Construction orders see fastest rise since August but buyers fear for future

UK construction output has been boosted by a sustained rise in new work as buyers reported the fastest rise in construction orders since August 2021, according to March’s construction PMI survey.

Construction orders see fastest rise since August but buyers fear for future

However, escalating inflationary pressures and concerns about the economic impact of the war in Ukraine contributed to a sharp drop in business optimism. The degree of confidence about the growth outlook was the weakest since October 2020.

The headline S&P Global/CIPS UK Construction Purchasing Managers’ Index (PMI) – which measures month-on-month changes in total industry activity – registered 59.1 in March, unchanged from February and well above the 50.0 mark that separates expansion from contraction. The latest reading signalled the joint-fastest rate of output growth since June 2021. Commercial work was the best-performing segment in



March (index at 60.8), with projects restarting amid the rollback of pandemic restrictions. This part of the construction sector has seen output growth accelerate for three months in a row and the latest upturn was the strongest since June 2021. In contrast, the recoveries in civil engineering (index at 56.3) and residential work (54.9) lost momentum in March. The latter saw the slowest expansion of the three broad categories monitored by the survey.

Total new orders expanded at a robust and accelerated pace in March, with the latest rise the strongest since August 2021. Construction companies typically cited improving tender opportunities and resilient customer demand, despite some reports that economic uncertainty and rising costs had limited new business growth.

Rising workloads contributed to a considerable rise in staffing numbers during March. That said, the pace of job creation eased to its weakest so far this year amid ongoing difficulties filling vacancies.

Mirroring the trend for new orders, latest data signalled a sharper increase in purchasing activity across the construction sector. Input buying rose at the steepest pace since July 2021, driven by a combination of stronger demand and efforts to build stocks where possible.

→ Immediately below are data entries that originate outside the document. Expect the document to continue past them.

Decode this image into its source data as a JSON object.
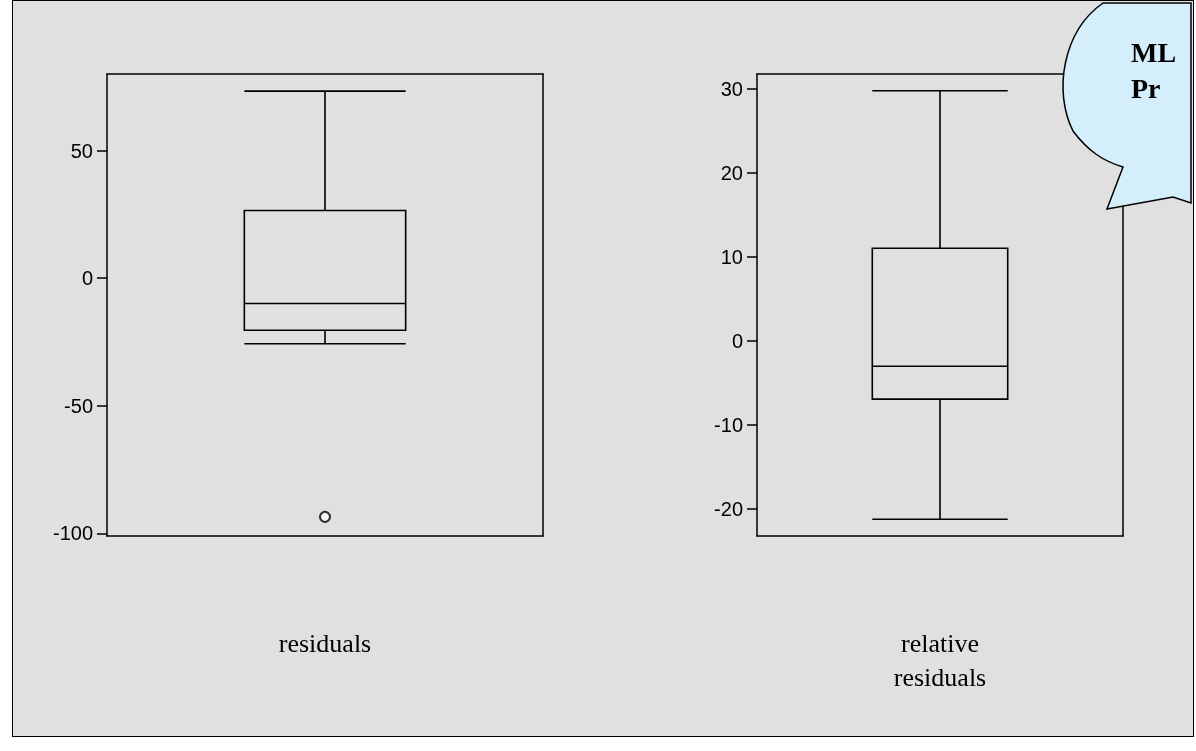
{
  "chart_data": [
    {
      "type": "box",
      "xlabel": "residuals",
      "categories": [
        null
      ],
      "ylim": [
        -101,
        80
      ],
      "yticks": [
        -100,
        -50,
        0,
        50
      ],
      "tick_labels": "y",
      "boxes": [
        {
          "low": -25.7,
          "q1": -20.4,
          "median": -9.9,
          "q3": 26.5,
          "high": 73.3,
          "outliers": [
            -93.5
          ]
        }
      ]
    },
    {
      "type": "box",
      "xlabel": "relative\nresiduals",
      "categories": [
        null
      ],
      "ylim": [
        -23.2,
        31.8
      ],
      "yticks": [
        -20,
        -10,
        0,
        10,
        20,
        30
      ],
      "tick_labels": "y",
      "boxes": [
        {
          "low": -21.2,
          "q1": -6.9,
          "median": -3,
          "q3": 11.05,
          "high": 29.8
        }
      ],
      "annotations": [
        "ML\nPr"
      ]
    }
  ]
}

Capacity constraints, a lack of haulage availability and ongoing logistics difficulties led to another sharp downturn in supplier performance. Around 33% of the survey panel reported longer lead times for construction products and materials, while only 1% saw an improvement. However, delays remained less widespread than the peak seen last summer.

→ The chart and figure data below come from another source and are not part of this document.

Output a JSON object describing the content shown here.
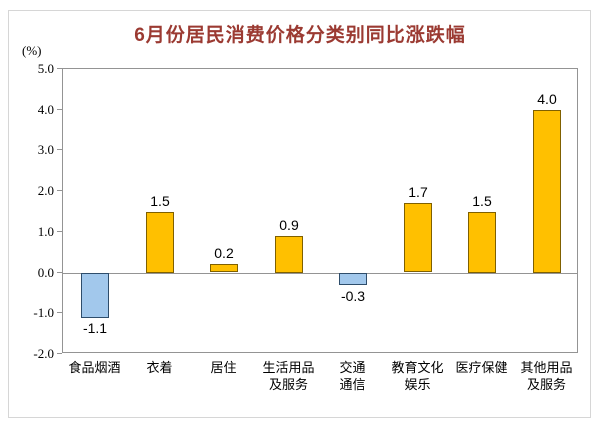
{
  "colors": {
    "title": "#9b3a32",
    "positive_fill": "#ffc000",
    "positive_border": "#7f6000",
    "negative_fill": "#a2c8ec",
    "negative_border": "#2e4d6b",
    "axis": "#949494",
    "text": "#000000"
  },
  "chart_data": {
    "type": "bar",
    "title": "6月份居民消费价格分类别同比涨跌幅",
    "ylabel": "(%)",
    "xlabel": "",
    "categories": [
      "食品烟酒",
      "衣着",
      "居住",
      "生活用品\n及服务",
      "交通\n通信",
      "教育文化\n娱乐",
      "医疗保健",
      "其他用品\n及服务"
    ],
    "values": [
      -1.1,
      1.5,
      0.2,
      0.9,
      -0.3,
      1.7,
      1.5,
      4.0
    ],
    "value_labels": [
      "-1.1",
      "1.5",
      "0.2",
      "0.9",
      "-0.3",
      "1.7",
      "1.5",
      "4.0"
    ],
    "ylim": [
      -2.0,
      5.0
    ],
    "ytick_labels": [
      "5.0",
      "4.0",
      "3.0",
      "2.0",
      "1.0",
      "0.0",
      "-1.0",
      "-2.0"
    ],
    "grid": false,
    "legend": false
  }
}
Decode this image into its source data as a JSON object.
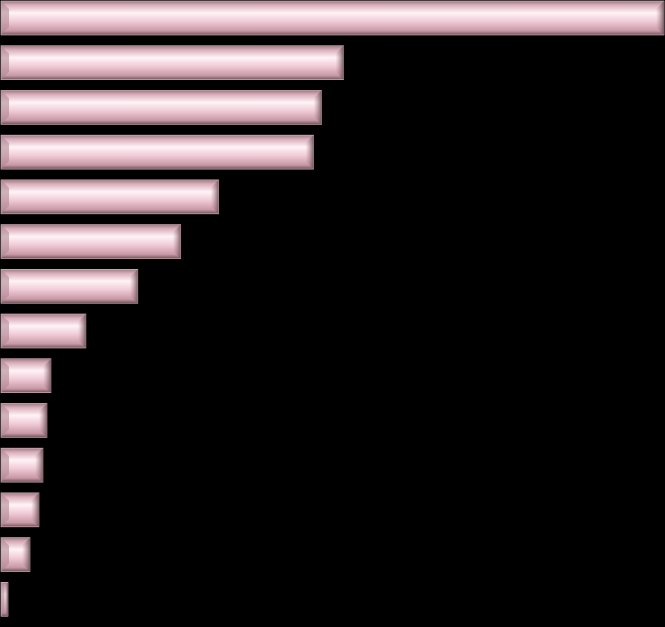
{
  "chart_data": {
    "type": "bar",
    "orientation": "horizontal",
    "values": [
      664,
      343,
      321,
      313,
      218,
      180,
      137,
      85,
      50,
      46,
      42,
      38,
      29,
      7
    ],
    "color": "#e6bcc8"
  }
}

Imbalanced supply and demand, alongside escalating energy, fuel and commodity prices, resulted in a rapid rise in average cost burdens in March. The overall rate of input price inflation accelerated sharply since February and was the highest for six months.

Concerns about the war in Ukraine, forecasts of severe cost inflation and a less favourable global economic outlook all weighed on constructors’ confidence in March. Around 48%of the survey panel expect a rise in business activity during the year ahead, while only 15% predict a decline. However, the balance of positive sentiment was the weakest seen since October 2020

Tim Moore, economics director at S&P Global, which compiles the survey, said: “Commercial projects helped keep construction growth at its highest level since last summer as clients boosted spending in response to the roll back of pandemic restrictions.



“Civil engineering also fared well in March as work on major infrastructure contracts underpinned growth.

“Residential work found itself in the slow lane, however, as some firms noted that greater caution crept into spending decisions.

“The construction recovery looks set to continue in the near-term as order books improved at the fastest pace for seven months in March.

“Input buying and job creation in the sector also remained indicative of strong underlying momentum.

“Escalating fuel, energy and commodity prices led to the fastest rise in costs for six months.

“Intense inflationary pressures appear to have unnerved some construction companies.

“Business optimism slipped to its lowest since October 2020 on concerns that clients will cut back spending in response to rising prices and heightened
economic uncertainty.”

Duncan Brock, group director at the Chartered Institute of Procurement & Supply, said: “The crippling rise in inflation ramped up again as transport and raw materials went up in price. Longer wait times for deliveries were reported by a third of supply chain managers.

“Construction companies are braced for more disruption on the horizon as a result of the Ukraine conflict.

“The rise in purchasing demand fed into higher costs for materials already in short supply as energy hikes also impacted on business costs.

“With these severe challenges, it is no surprise that business optimism for the months ahead has been affected and fell to levels last seen in October 2020.

“The sector is facing a number of roadblocks as levels of job creation were also held back with the ongoing skills shortage and lack of builders.”